Below is the complete list of Jennifer L. Armentrout’s Origin books in order. For this series, the chronological reading order is the same as the order of publication.
Publication Order of Origin Books
- The Darkest Star (2018)
The Darkest Star was published in 2018 and is listed as book #1 in the Origin series. - The Burning Shadow (2019)
Published in 2019, The Burning Shadow is listed as book #2 in the Origin series. - The Brightest Night (2020)

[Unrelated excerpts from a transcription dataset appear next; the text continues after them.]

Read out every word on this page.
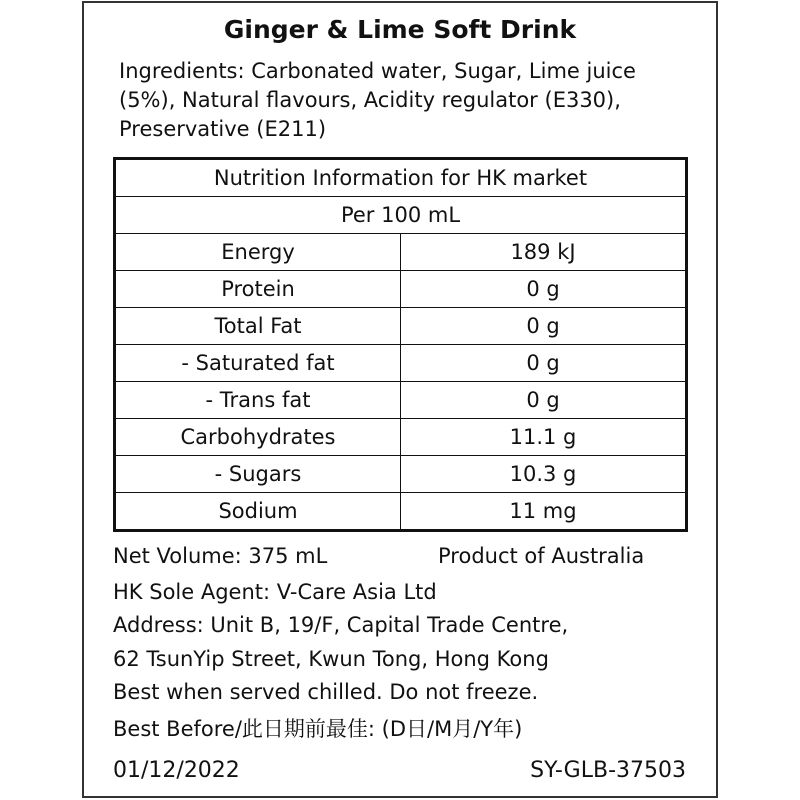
Ginger & Lime Soft Drink
Ingredients: Carbonated water, Sugar, Lime juice (5%), Natural flavours, Acidity regulator (E330), Preservative (E211)
Nutrition Information for HK market
Per 100 mL
Energy	189 kJ
Protein	0 g
Total Fat	0 g
- Saturated fat	0 g
- Trans fat	0 g
Carbohydrates	11.1 g
- Sugars	10.3 g
Sodium	11 mg
Net Volume: 375 mL	Product of Australia
HK Sole Agent: V-Care Asia Ltd
Address: Unit B, 19/F, Capital Trade Centre,
62 TsunYip Street, Kwun Tong, Hong Kong
Best when served chilled. Do not freeze.
Best Before/此日期前最佳: (D日/M月/Y年)
01/12/2022	SY-GLB-37503
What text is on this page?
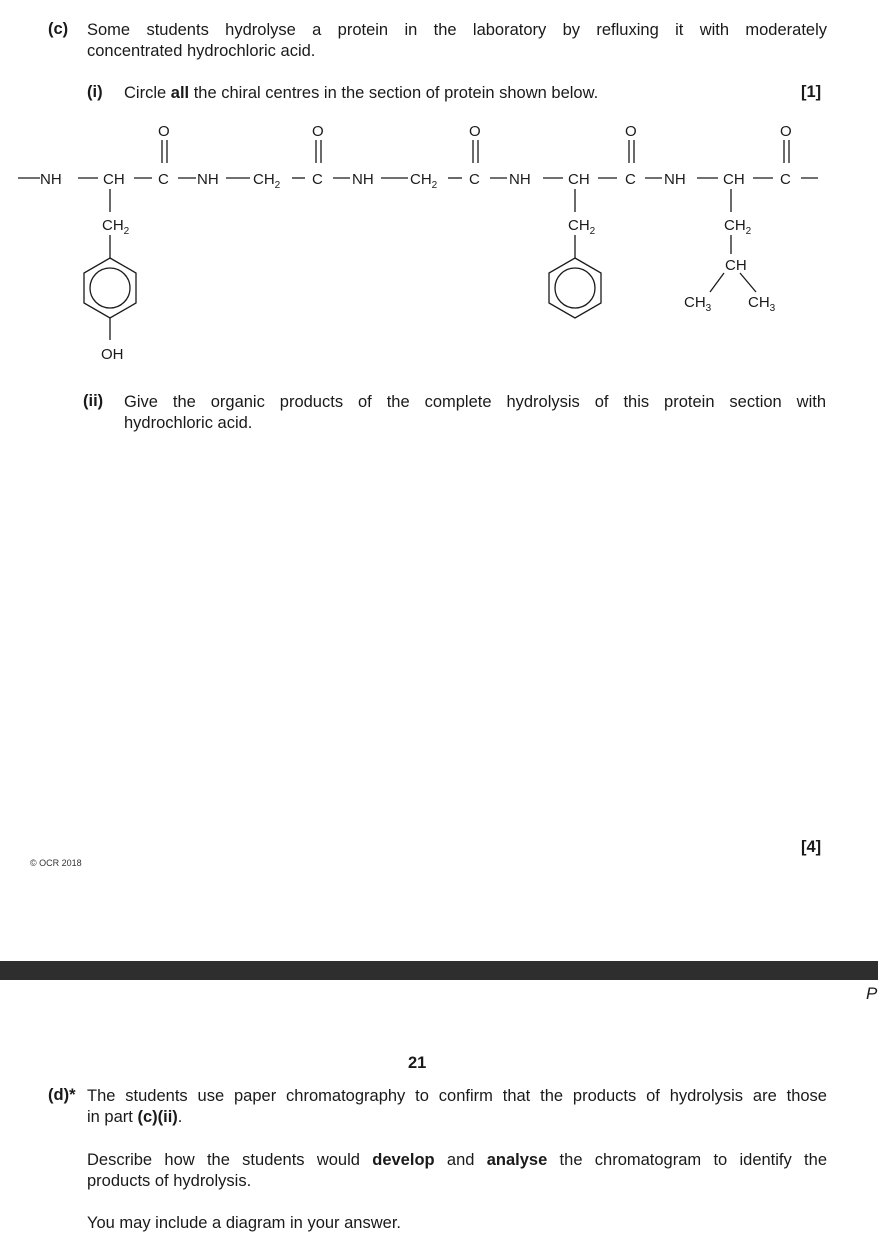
(c) Some students hydrolyse a protein in the laboratory by refluxing it with moderately
concentrated hydrochloric acid.
(i) Circle all the chiral centres in the section of protein shown below.	[1]
NH	CH C NH $CH_2$ C NH $CH_2$ C NH CH C NH CH C
O	O	O	O	O
$CH_2$
OH
$CH_2$	$CH_2$
CH
$CH_3$ $CH_3$
(ii) Give the organic products of the complete hydrolysis of this protein section with
hydrochloric acid.
[4]
© OCR 2018
P
21
(d)* The students use paper chromatography to confirm that the products of hydrolysis are those
in part (c)(ii).
Describe how the students would develop and analyse the chromatogram to identify the
products of hydrolysis.
You may include a diagram in your answer.
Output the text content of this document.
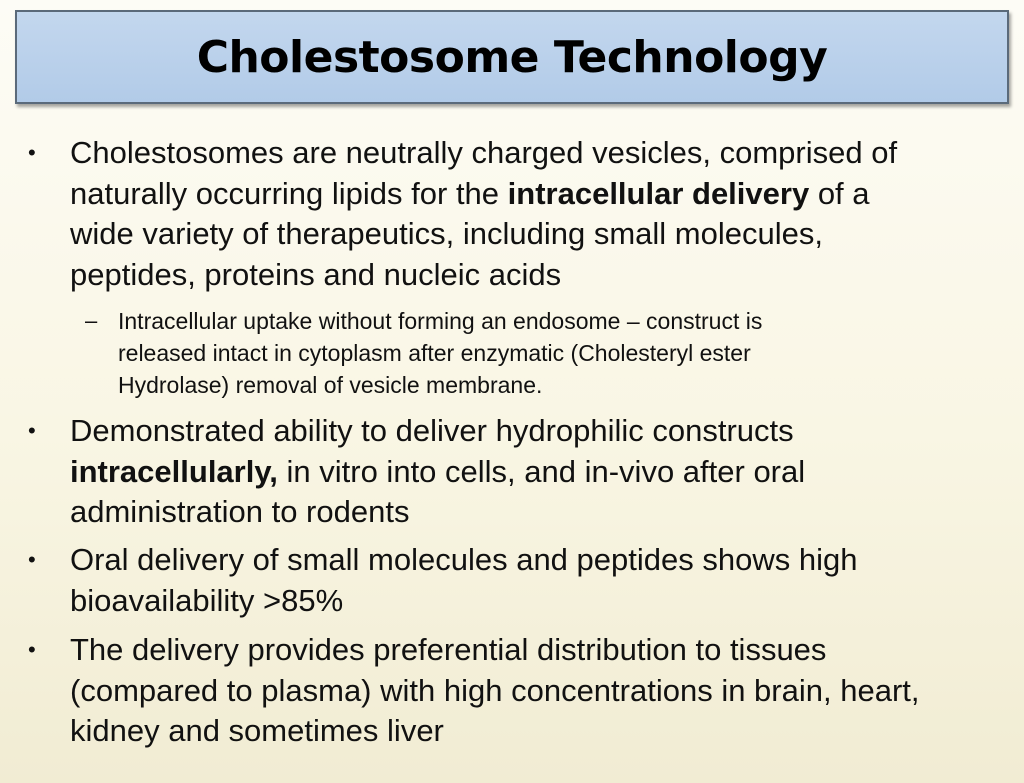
Cholestosome Technology
• Cholestosomes are neutrally charged vesicles, comprised of
naturally occurring lipids for the intracellular delivery of a
wide variety of therapeutics, including small molecules,
peptides, proteins and nucleic acids
– Intracellular uptake without forming an endosome – construct is
released intact in cytoplasm after enzymatic (Cholesteryl ester
Hydrolase) removal of vesicle membrane.
• Demonstrated ability to deliver hydrophilic constructs
intracellularly, in vitro into cells, and in-vivo after oral
administration to rodents
• Oral delivery of small molecules and peptides shows high
bioavailability >85%
• The delivery provides preferential distribution to tissues
(compared to plasma) with high concentrations in brain, heart,
kidney and sometimes liver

The Brightest Night is a 2020 release and appears as book #3 in the Origin series.
About Origin
Jennifer L. Armentrout’s Origin series is a young adult science-fiction romance trilogy set in the same world as her Lux books, but with a new central couple and a later phase of the alien-human conflict. The series begins with The Darkest Star, continues with The Burning Shadow, and concludes with The Brightest Night. It follows Luc and Evie Dasher, two characters whose connection pulls the Lux universe into questions of memory, identity, hidden power, and what remains after the world has already learned that aliens are real.
Luc is one of the most intriguing figures to come out of the Lux world. Readers who met him earlier know him as clever, dangerous, secretive, and far more powerful than his casual manner first suggests. He owns a club, moves easily through underground networks, and usually seems several steps ahead of everyone around him. In Origin, he becomes more than a mysterious supporting player. The trilogy gives him emotional weight, history, and vulnerability, showing the cost of being created and treated as something more than ordinary.
Evie Dasher gives the series its main point of discovery. At first, she appears to be a normal girl living in a post-Luxen world where humans know about alien existence but still struggle with fear, prejudice, and control. Her life changes when she meets Luc and begins uncovering truths that do not fit the version of herself she has always believed. Armentrout uses Evie’s uncertainty to drive the trilogy. The story is not only about danger from outside forces; it is about the terror of realizing that your own memories may not tell the whole truth.
The first book, The Darkest Star, sets the tone with mystery, attraction, and the uneasy politics of a world still dealing with alien exposure. The Department of Defense, Luxen registration, public suspicion, and underground resistance all shape the background. This makes Origin feel different from the early Lux novels, where alien secrecy was a major part of the tension. Here, the secret is not whether aliens exist, but how humans and Luxen can survive together when fear has already become public.
The Burning Shadow deepens the mythology around Evie, Luc, and the Origin themselves. Armentrout expands the stakes beyond romance and hidden identity into experiments, power, disease, and the dangerous consequences of people trying to control what they do not fully understand. The book also strengthens the emotional bond between Luc and Evie, especially as trust becomes harder when so much of the past has been hidden or altered.
The Brightest Night brings the trilogy’s central revelations and conflicts to a head. By this point, Evie’s identity, Luc’s past, and the larger threat facing humans, Luxen, and Origins are tightly connected. The final book gives the series its fullest emotional shape, turning what began as a mysterious attraction into a story about choice, sacrifice, loyalty, and the right to define oneself beyond what others created or erased.
Origin works best as a continuation of the Lux universe rather than a complete replacement for it. Familiar characters and worldbuilding threads appear, but the trilogy belongs to Luc and Evie. Its appeal lies in the combination of alien politics, romantic tension, memory-driven mystery, and Armentrout’s familiar style of fast-paced revelations and emotionally intense relationships. The series shows a world after exposure, where the danger is no longer only hidden in shadows, but written into laws, fear, and the fragile identities of people who were never given the whole truth.